Венька поднимается на крыльцо самой большой избы и стучит лыжной палкой с короткими паузами три раза, потом еще три раза. За дверью в сенях женский голос:

— Кто там?

— Свои.

— Свои все дома.

— Не сочла Савелия, а он кланяться приказал.

За дверью с легким грохотом отодвигается щеколда.

— Милости просим, — пропускает нас в сени молодая женщина. Ее плохо видно в темных сенях, но от нее исходит приятный, чуть дурманящий душу запах молодого женского тела, только что оставившего теплую постель. — А я уж вас третий час жду. Погода-то самая подходящая — пурга. Потом думаю: а может, не придут? Прилегла.

— У тебя кто в доме? — хозяйственно осведомляется Венька. И, посветив фонариком, оглядывает углы сеней, ищет веник, чтобы обмести валенки.

— Обыкновенно кто — крестный. Дедушка. На печке он. Все стонет к непогоде-то. Как домовой. Страшно с ним другой раз одной в пустом доме. Вот голик, — протягивает она веник. — Погодите, я вас сама обмету. Ох, как вы закуржавели! Из Самахи идете?

— Из Самахи, — подтверждает Венька, хотя ни в какой Самахе мы не были.

Жестокость pic05.png

Женщина прошла из сеней в избу, зажгла на стене жестяную лампу. И теперь мы увидели, что она действительно молодая, красивая, с высокой грудью, с плавными движениями.

— Разболакайтесь, ребята, — помогает она нам снимать телогрейки. — А катанки и портянки давайте вот сюда, в печурку, поместим. Они живо подсохнут…

И тотчас же, как мы стянули с ног обледеневшие валенки, она поставила перед нами на полу две пары новых калош.

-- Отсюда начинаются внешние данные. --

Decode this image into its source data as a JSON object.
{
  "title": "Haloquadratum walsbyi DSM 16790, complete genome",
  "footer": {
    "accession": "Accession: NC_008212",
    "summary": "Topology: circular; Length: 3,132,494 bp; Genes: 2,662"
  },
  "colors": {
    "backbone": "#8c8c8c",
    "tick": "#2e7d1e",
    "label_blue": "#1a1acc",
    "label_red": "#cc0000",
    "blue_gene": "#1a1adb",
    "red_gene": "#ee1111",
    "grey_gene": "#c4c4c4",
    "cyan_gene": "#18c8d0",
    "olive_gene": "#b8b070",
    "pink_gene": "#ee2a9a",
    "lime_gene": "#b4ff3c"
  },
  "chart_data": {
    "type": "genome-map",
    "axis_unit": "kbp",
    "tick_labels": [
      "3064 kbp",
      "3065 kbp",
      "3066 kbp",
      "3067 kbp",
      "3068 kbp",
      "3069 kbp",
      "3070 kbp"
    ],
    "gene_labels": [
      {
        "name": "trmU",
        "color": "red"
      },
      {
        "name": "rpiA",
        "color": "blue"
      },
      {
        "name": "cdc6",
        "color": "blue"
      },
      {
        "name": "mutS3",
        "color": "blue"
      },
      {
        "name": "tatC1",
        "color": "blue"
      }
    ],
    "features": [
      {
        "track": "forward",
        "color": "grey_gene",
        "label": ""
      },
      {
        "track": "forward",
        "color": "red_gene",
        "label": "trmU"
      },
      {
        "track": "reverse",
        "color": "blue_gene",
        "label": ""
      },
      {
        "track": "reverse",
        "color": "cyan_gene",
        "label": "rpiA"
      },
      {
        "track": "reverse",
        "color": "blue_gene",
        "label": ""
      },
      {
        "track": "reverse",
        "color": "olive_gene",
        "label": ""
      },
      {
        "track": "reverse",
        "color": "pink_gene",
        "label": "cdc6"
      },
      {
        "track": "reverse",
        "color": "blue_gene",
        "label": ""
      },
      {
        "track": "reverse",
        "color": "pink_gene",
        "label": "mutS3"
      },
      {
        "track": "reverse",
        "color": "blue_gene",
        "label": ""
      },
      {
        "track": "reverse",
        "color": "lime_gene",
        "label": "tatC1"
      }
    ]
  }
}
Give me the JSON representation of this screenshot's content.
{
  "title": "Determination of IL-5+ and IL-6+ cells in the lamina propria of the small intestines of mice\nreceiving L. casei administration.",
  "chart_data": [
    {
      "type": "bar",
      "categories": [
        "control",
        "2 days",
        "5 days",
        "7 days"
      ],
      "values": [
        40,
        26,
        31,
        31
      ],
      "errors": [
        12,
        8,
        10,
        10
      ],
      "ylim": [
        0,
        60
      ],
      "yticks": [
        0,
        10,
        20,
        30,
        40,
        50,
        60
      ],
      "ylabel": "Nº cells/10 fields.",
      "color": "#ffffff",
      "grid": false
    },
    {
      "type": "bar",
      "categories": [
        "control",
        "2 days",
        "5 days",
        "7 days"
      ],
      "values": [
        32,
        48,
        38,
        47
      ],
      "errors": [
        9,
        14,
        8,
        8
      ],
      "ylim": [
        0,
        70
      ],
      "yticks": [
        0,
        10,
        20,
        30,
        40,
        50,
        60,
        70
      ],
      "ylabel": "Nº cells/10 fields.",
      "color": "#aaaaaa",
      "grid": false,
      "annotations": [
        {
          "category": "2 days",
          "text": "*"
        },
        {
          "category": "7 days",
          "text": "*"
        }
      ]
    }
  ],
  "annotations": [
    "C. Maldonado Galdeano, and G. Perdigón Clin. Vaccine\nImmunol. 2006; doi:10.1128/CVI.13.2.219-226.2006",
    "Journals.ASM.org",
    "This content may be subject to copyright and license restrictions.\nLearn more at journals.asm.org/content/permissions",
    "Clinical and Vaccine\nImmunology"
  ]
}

— Переобувайтесь, ноги живо согреются. Я недавно топила.

Она сняла со стола толстую, с бахромой скатерть и постелила другую, белую.

— У меня, ребята, первачок припасен. Просто божья роса, а не первачок! Я даже дедушке изредка подношу. Для взбодрения чувств. — И она засмеялась.

— Нет, — сказал Венька, — мы сейчас пить не будем. Так что-нибудь немножко закусить. А самогонку мы сейчас пить не будем. Даже первачок. Очень опасно. Тут же кругом теперь шныряют сыскари. Можно в любую минуту завалиться, если выпивши…

— Я знаю, знаю, — закивала красивой головой женщина и, перекинув косу со спины на грудь, стала заплетать ее длинными пальцами. — Говорят, их много, легавых, сюда понаехало на какой-то чудной машине. Трещит на всю Сибирь. Но сегодня, говорят, сломалась ихняя машина. У Пряхиной горы сломалась, в самой низине, где трясина…

Это уж показалось мне совершенно удивительным. Откуда женщина могла услышать про наши аэросани, если мы появились тут только сегодня, а аэросани остановились, может быть, в тридцати верстах от этой заброшенной в тайге заимки? Вот как здорово тут действует незримый таежный, или лучше сказать, бандитский, телеграф!